For me, the fun in writing a disassembler drops off sharply after the first. It becomes just plain tedious. For our thumb2 disassembler, we looked for a more interesting way to construct one, and found benefits beyond reducing boredom: serviceability and accuracy.
Spoiler, what we’re doing is generating a disassembler from the ARM specification (spec) itself. This involves some intermediate steps and parsing, which we discuss below.
Step 1: Easily Parsable Spec
The idea is to take the very verbose specification and convert it to easily processed plain text. We avoided parsing the PDF itself due to time constraints and the relative immutability of the PDF in case corrections will need to be made.
We consider just the instruction encoding section of the spec, specifically the table and instruction entries. A sample portion of a table entry follows:
The text form of this is:
thumb32:
extract32 111,op1.2,op2.7,xxxx,op.1
on op1,op2,op
01,00xx0xx,x load_store_multiple
01,00xx1xx,x load_store_dual_exclusive_table_branch
01,01xxxxx,x data_processing_shifted_register
01,1xxxxxx,x coprocessor_instructions
Note that the text is nearly identical to the spec, but tweaked slightly in form to be more easily consumed by the code generator. The thumb32:
names the table. The extract32
command declares what constant bits and variable bits the disassembler might find.

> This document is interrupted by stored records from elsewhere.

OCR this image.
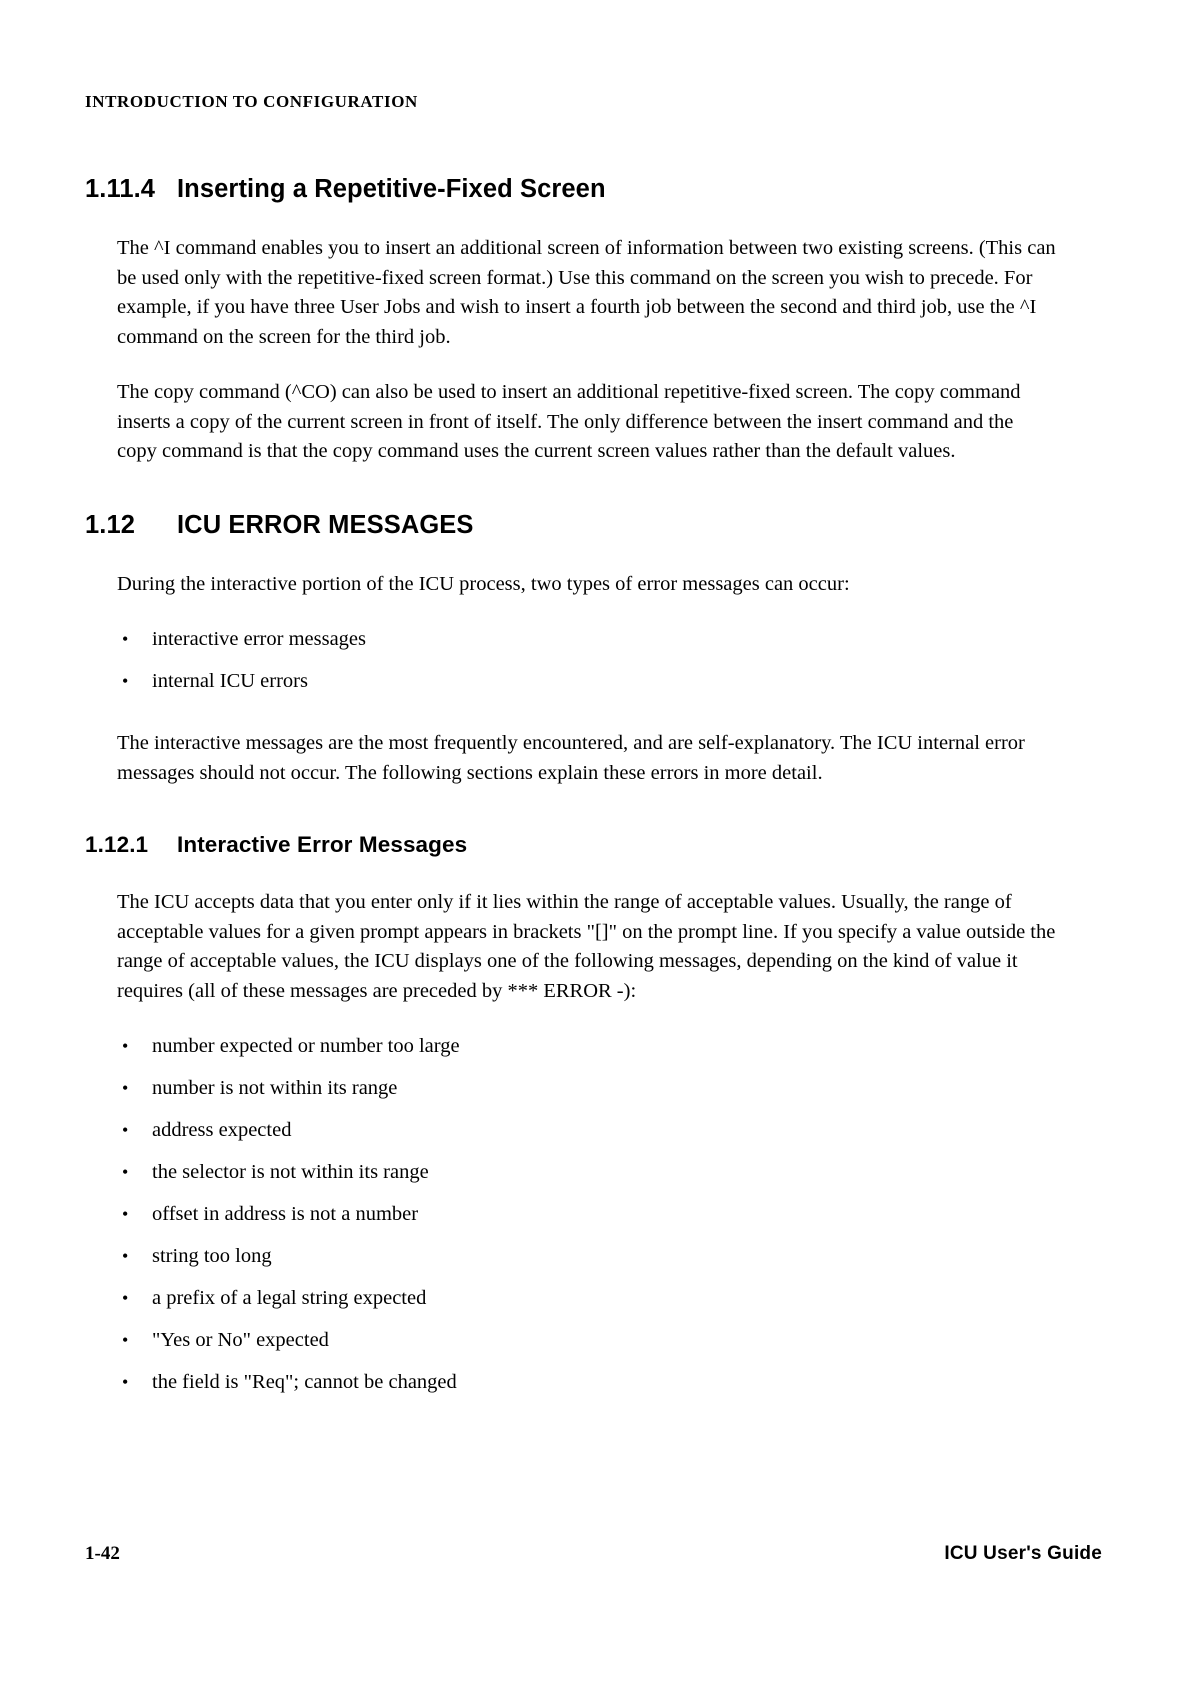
INTRODUCTION TO CONFIGURATION
1.11.4 Inserting a Repetitive-Fixed Screen

The ^I command enables you to insert an additional screen of information between two existing screens. (This can be used only with the repetitive-fixed screen format.) Use this command on the screen you wish to precede. For example, if you have three User Jobs and wish to insert a fourth job between the second and third job, use the ^I command on the screen for the third job.

The copy command (^CO) can also be used to insert an additional repetitive-fixed screen. The copy command inserts a copy of the current screen in front of itself. The only difference between the insert command and the copy command is that the copy command uses the current screen values rather than the default values.

1.12 ICU ERROR MESSAGES

During the interactive portion of the ICU process, two types of error messages can occur:

• interactive error messages
• internal ICU errors

The interactive messages are the most frequently encountered, and are self-explanatory. The ICU internal error messages should not occur. The following sections explain these errors in more detail.

1.12.1 Interactive Error Messages

The ICU accepts data that you enter only if it lies within the range of acceptable values. Usually, the range of acceptable values for a given prompt appears in brackets "[]" on the prompt line. If you specify a value outside the range of acceptable values, the ICU displays one of the following messages, depending on the kind of value it requires (all of these messages are preceded by *** ERROR -):

• number expected or number too large
• number is not within its range
• address expected
• the selector is not within its range
• offset in address is not a number
• string too long
• a prefix of a legal string expected
• "Yes or No" expected
• the field is "Req"; cannot be changed
1-42	ICU User's Guide
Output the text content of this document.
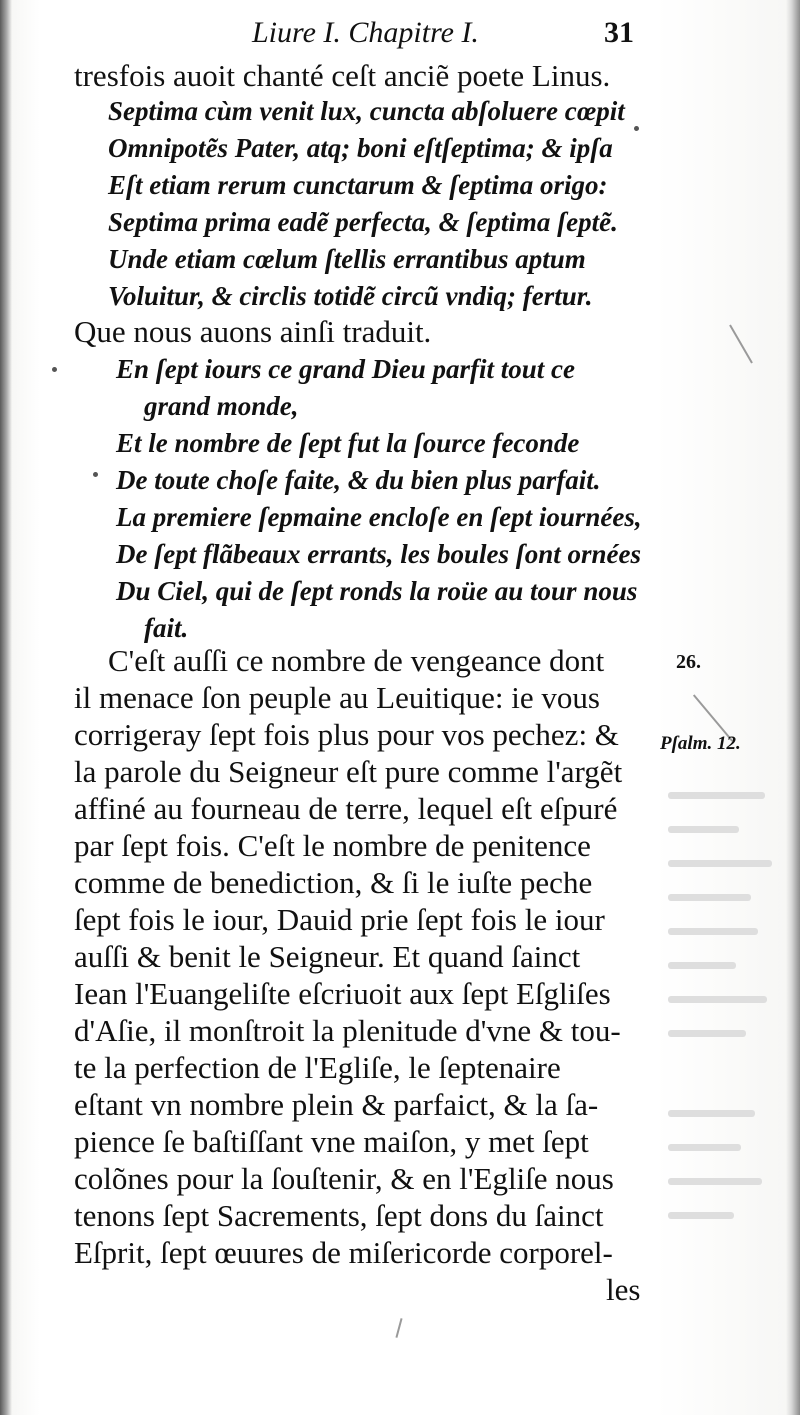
Liure I. Chapitre I.	31
tresfois auoit chanté ceſt anciẽ poete Linus.
Septima cùm venit lux, cuncta abſoluere cœpit
Omnipotẽs Pater, atq; boni eſtſeptima; & ipſa
Eſt etiam rerum cunctarum & ſeptima origo:
Septima prima eadẽ perfecta, & ſeptima ſeptẽ.
Unde etiam cœlum ſtellis errantibus aptum
Voluitur, & circlis totidẽ circũ vndiq; fertur.
Que nous auons ainſi traduit.
En ſept iours ce grand Dieu parfit tout ce
grand monde,
Et le nombre de ſept fut la ſource feconde
De toute choſe faite, & du bien plus parfait.
La premiere ſepmaine encloſe en ſept iournées,
De ſept flãbeaux errants, les boules ſont ornées
Du Ciel, qui de ſept ronds la roüe au tour nous
fait.
C'eſt auſſi ce nombre de vengeance dont
il menace ſon peuple au Leuitique: ie vous
corrigeray ſept fois plus pour vos pechez: &
la parole du Seigneur eſt pure comme l'argẽt
affiné au fourneau de terre, lequel eſt eſpuré
par ſept fois. C'eſt le nombre de penitence
comme de benediction, & ſi le iuſte peche
ſept fois le iour, Dauid prie ſept fois le iour
auſſi & benit le Seigneur. Et quand ſainct
Iean l'Euangeliſte eſcriuoit aux ſept Eſgliſes
d'Aſie, il monſtroit la plenitude d'vne & tou-
te la perfection de l'Egliſe, le ſeptenaire
eſtant vn nombre plein & parfaict, & la ſa-
pience ſe baſtiſſant vne maiſon, y met ſept
colõnes pour la ſouſtenir, & en l'Egliſe nous
tenons ſept Sacrements, ſept dons du ſainct
Eſprit, ſept œuures de miſericorde corporel-
les
26.
Pſalm. 12.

And finally the patterns like 01,00xx0xx,x
tell where the disassembler should go next should the pattern match.
The travel between tables eventually stops at an instruction entry that looks like this:
And the text form is:
sxtab16:
Encoding T1 ARMv6T2, ARMv7
fmt SXTAB16<c> <Rd>,<Rn>,<Rm>{,<rotation>}
extract32 11111,010,0,010,Rn.4,1111,Rd.4,1,(0),rotate.2,Rm.4
pcode if Rn == '1111' then SEE SXTB16; \
d = UInt(Rd); \
n = UInt(Rn); \
m = UInt(Rm); \
rotation = UInt(rotate:'000'); \
if BadReg(d) || n == 13 || BadReg(m) then UNPREDICTABLE;
Here the sxtab16:
names the instruction. The code generator discerns between table entries and instruction entries by seeing if an extract
or Encoding
statement follows. Note that the pseudocode (pcode) specifies important details that we generate code for too.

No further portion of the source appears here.